Toshiko MacAdam (born Toshiko Horiuchi) is a Japanese textile artist based in Bridgetown, Nova Scotia, Canada. She is best known for her work with large-scale textile structures, especially "textile playgrounds" for children, brightly-colored net-like structures of crocheted and knotted nylon.

Toshiko Horiuchi MacAdam is a leading fibre artist in Canada and Japan, using knitting, crochet, and knot making techniques to create her work. Currently, her work focuses on creating large, interactive textile environments.

MacAdam was born in Japan in 1940 but soon moved to Japanese-occupied Manchuria with her family during World War II. When the Soviet Union took over the area in 1945, MacAdam and her family were forced to flee and eventually returned to Japan. Later, MacAdam attended the Tama Fine Art Institute in Japan and went on to study in the Cranbrook Academy of Art in Michigan, where she received her masters of fine arts degree. After graduating, MacAdam worked for Boris Kroll Fabrics, an acclaimed textile design company in New York City. She then went on to teach at universities across the United States and Japan, including the Columbia University Teachers College, Haystack Mountain School of Crafts, the University of Georgia and the Kyoto Junior College of Art.
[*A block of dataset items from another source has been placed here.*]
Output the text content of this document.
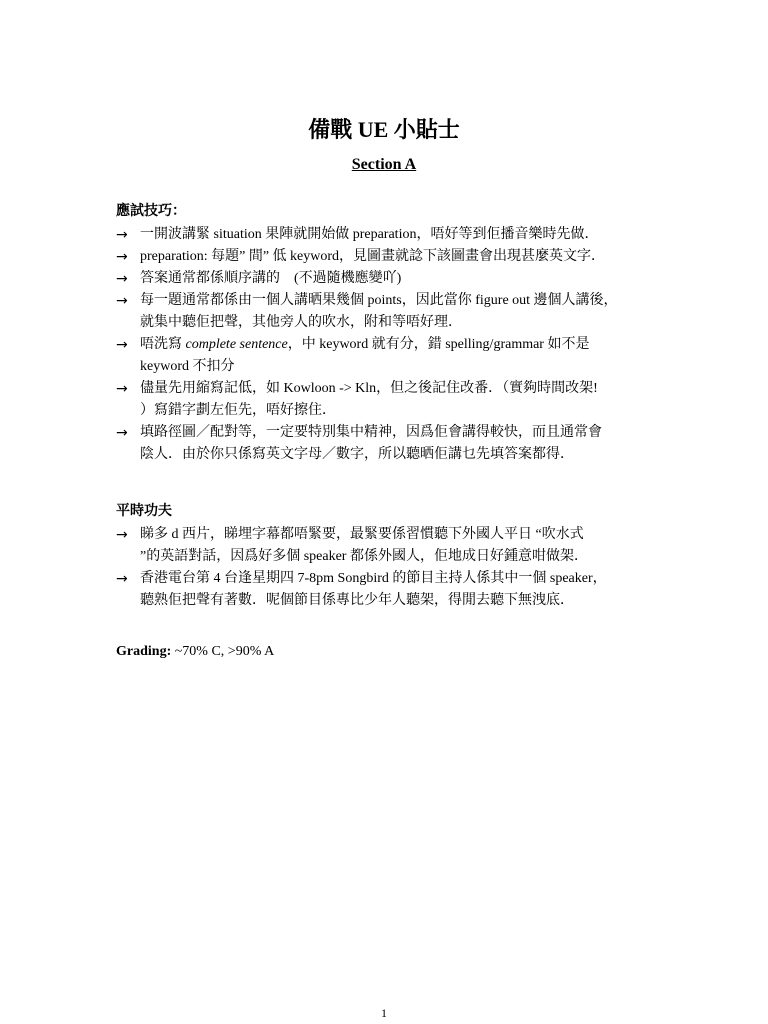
備戰 UE 小貼士
Section A
應試技巧：
→ 一開波講緊 situation 果陣就開始做 preparation，唔好等到佢播音樂時先做．
→ preparation: 每題” 間” 低 keyword，見圖畫就諗下該圖畫會出現甚麼英文字．
→ 答案通常都係順序講的　(不過隨機應變吖)
→ 每一題通常都係由一個人講晒果幾個 points，因此當你 figure out 邊個人講後，
就集中聽佢把聲，其他旁人的吹水，附和等唔好理．
→ 唔洗寫 complete sentence，中 keyword 就有分，錯 spelling/grammar 如不是
keyword 不扣分
→ 儘量先用縮寫記低，如 Kowloon -> Kln，但之後記住改番．（實夠時間改架!
）寫錯字劃左佢先，唔好擦住．
→ 填路徑圖／配對等，一定要特別集中精神，因爲佢會講得較快，而且通常會
陰人．由於你只係寫英文字母／數字，所以聽晒佢講乜先填答案都得．
平時功夫
→ 睇多 d 西片，睇埋字幕都唔緊要，最緊要係習慣聽下外國人平日 “吹水式
”的英語對話，因爲好多個 speaker 都係外國人，佢地成日好鍾意咁做架．
→ 香港電台第 4 台逢星期四 7-8pm Songbird 的節目主持人係其中一個 speaker，
聽熟佢把聲有著數．呢個節目係專比少年人聽架，得閒去聽下無洩底．
Grading: ~70% C, >90% A
1
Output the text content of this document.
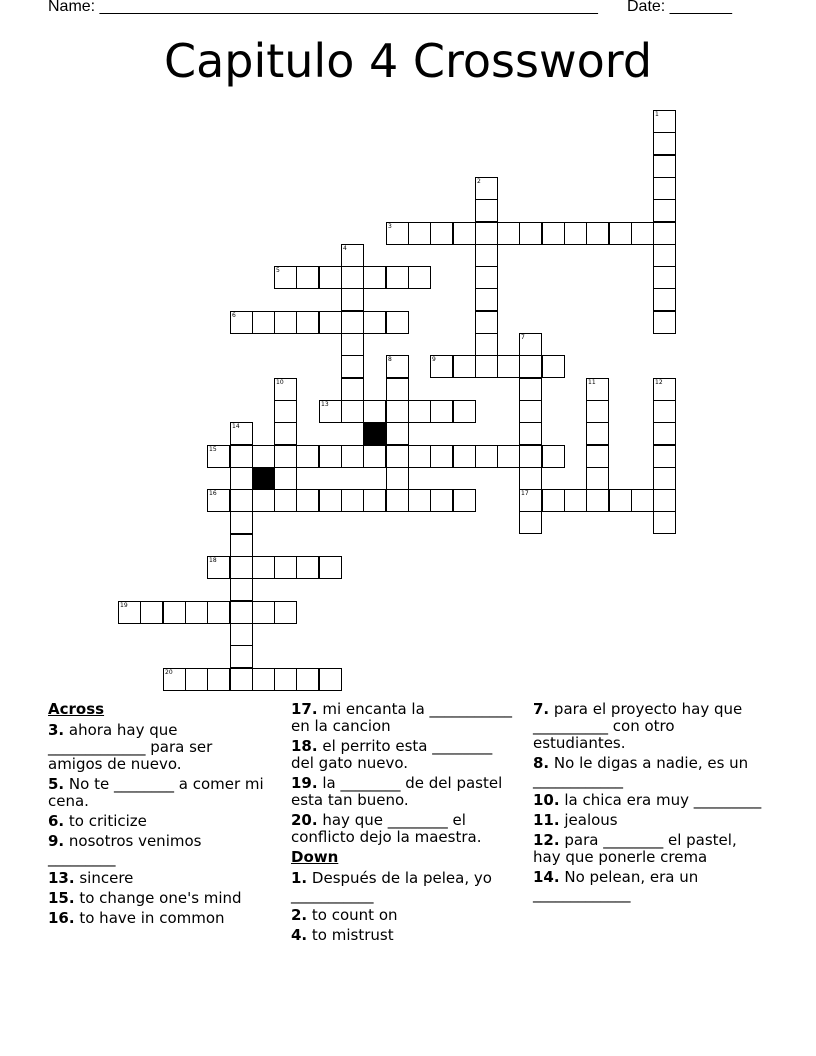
Name: ________________________________________________________ Date: _______
Capitulo 4 Crossword
1
2
3
4
5
6
7
17
8	9
10	11	12
13
14
15
16
18
19
20
Across
3. ahora hay que _____________ para ser amigos de nuevo.
5. No te ________ a comer mi cena.
6. to criticize
9. nosotros venimos _________
13. sincere
15. to change one's mind
16. to have in common
17. mi encanta la ___________ en la cancion
18. el perrito esta ________ del gato nuevo.
19. la ________ de del pastel esta tan bueno.
20. hay que ________ el conflicto dejo la maestra.
Down
1. Después de la pelea, yo ___________
2. to count on
4. to mistrust
7. para el proyecto hay que __________ con otro estudiantes.
8. No le digas a nadie, es un ____________
10. la chica era muy _________
11. jealous
12. para ________ el pastel, hay que ponerle crema
14. No pelean, era un _____________
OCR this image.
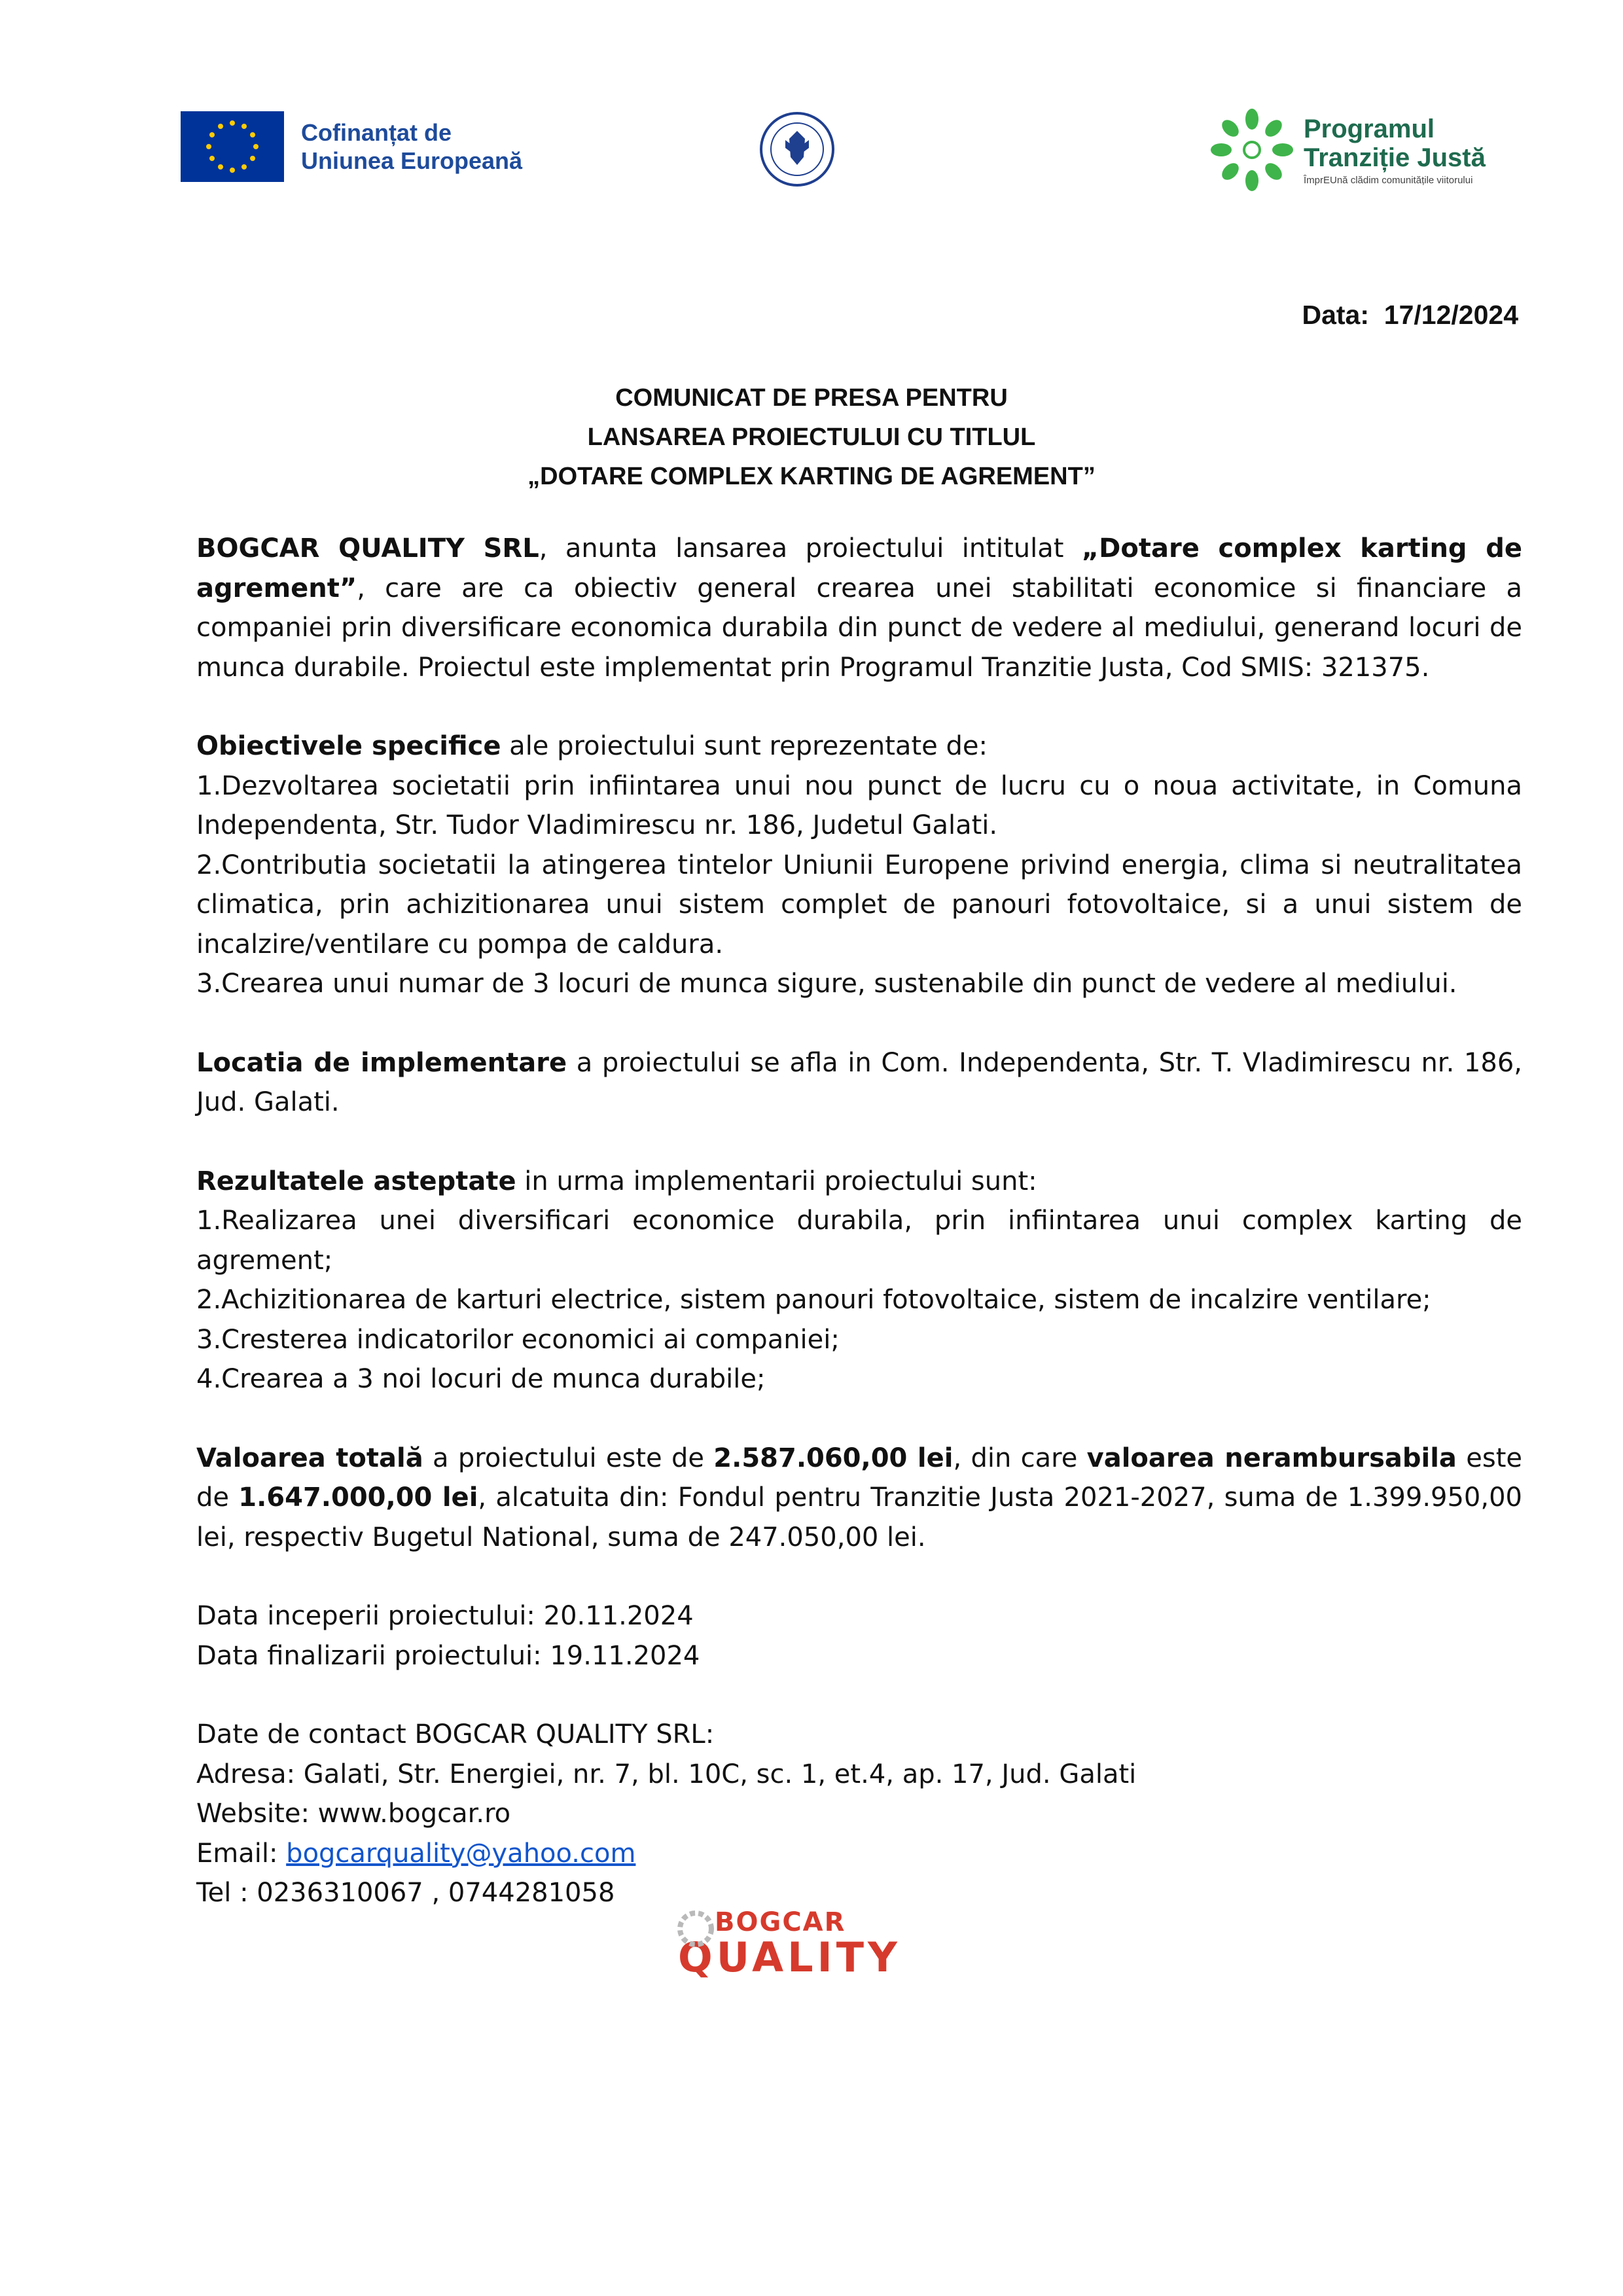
Cofinanțat de
Uniunea Europeană
Programul
Tranziție Justă
ÎmprEUnă clădim comunitățile viitorului
Data: 17/12/2024
COMUNICAT DE PRESA PENTRU
LANSAREA PROIECTULUI CU TITLUL
„DOTARE COMPLEX KARTING DE AGREMENT”

BOGCAR QUALITY SRL, anunta lansarea proiectului intitulat „Dotare complex karting de agrement”, care are ca obiectiv general crearea unei stabilitati economice si financiare a companiei prin diversificare economica durabila din punct de vedere al mediului, generand locuri de munca durabile. Proiectul este implementat prin Programul Tranzitie Justa, Cod SMIS: 321375.

Obiectivele specifice ale proiectului sunt reprezentate de:

1.Dezvoltarea societatii prin infiintarea unui nou punct de lucru cu o noua activitate, in Comuna Independenta, Str. Tudor Vladimirescu nr. 186, Judetul Galati.

2.Contributia societatii la atingerea tintelor Uniunii Europene privind energia, clima si neutralitatea climatica, prin achizitionarea unui sistem complet de panouri fotovoltaice, si a unui sistem de incalzire/ventilare cu pompa de caldura.

3.Crearea unui numar de 3 locuri de munca sigure, sustenabile din punct de vedere al mediului.

Locatia de implementare a proiectului se afla in Com. Independenta, Str. T. Vladimirescu nr. 186, Jud. Galati.

Rezultatele asteptate in urma implementarii proiectului sunt:

1.Realizarea unei diversificari economice durabila, prin infiintarea unui complex karting de agrement;

2.Achizitionarea de karturi electrice, sistem panouri fotovoltaice, sistem de incalzire ventilare;

3.Cresterea indicatorilor economici ai companiei;

4.Crearea a 3 noi locuri de munca durabile;

Valoarea totală a proiectului este de 2.587.060,00 lei, din care valoarea nerambursabila este de 1.647.000,00 lei, alcatuita din: Fondul pentru Tranzitie Justa 2021-2027, suma de 1.399.950,00 lei, respectiv Bugetul National, suma de 247.050,00 lei.

Data inceperii proiectului: 20.11.2024

Data finalizarii proiectului: 19.11.2024

Date de contact BOGCAR QUALITY SRL:

Adresa: Galati, Str. Energiei, nr. 7, bl. 10C, sc. 1, et.4, ap. 17, Jud. Galati

Website: www.bogcar.ro

Email: bogcarquality@yahoo.com

Tel : 0236310067 , 0744281058

BOGCAR
QUALITY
Currently, MacAdam teaches a textiles and fashion course entitled "Fiber Fabric Fashion" at NSCAD University in Halifax, Nova Scotia and runs Interplay Design and Manufacturing with her husband, Charles MacAdam, in Bridgetown, Nova Scotia.

MacAdam’s work is often described as 'fibre art' which became a widely accepted art form in the 1970s. 'Fibre Columns/Romanesque Church' and 'Atmosphere of the Floating Cube' are two early pieces by the artist that were influential in the fibre art movement, and were featured in books such as 'The Art Fabric Mainstream' by Mildred Constantine & Jack Lenor Larsen. There they describe how 'she knit hundreds of gold and silver lengths, stretched them into concave panels, and composed them as a cube. Then, with powerful knee-height floodlights, she transformed the whole into a haloed radiance.' In these works, Horiuchi MacAdam established her affinity for working on a large scale, differentiating her from many other textile and fibre artists of the time.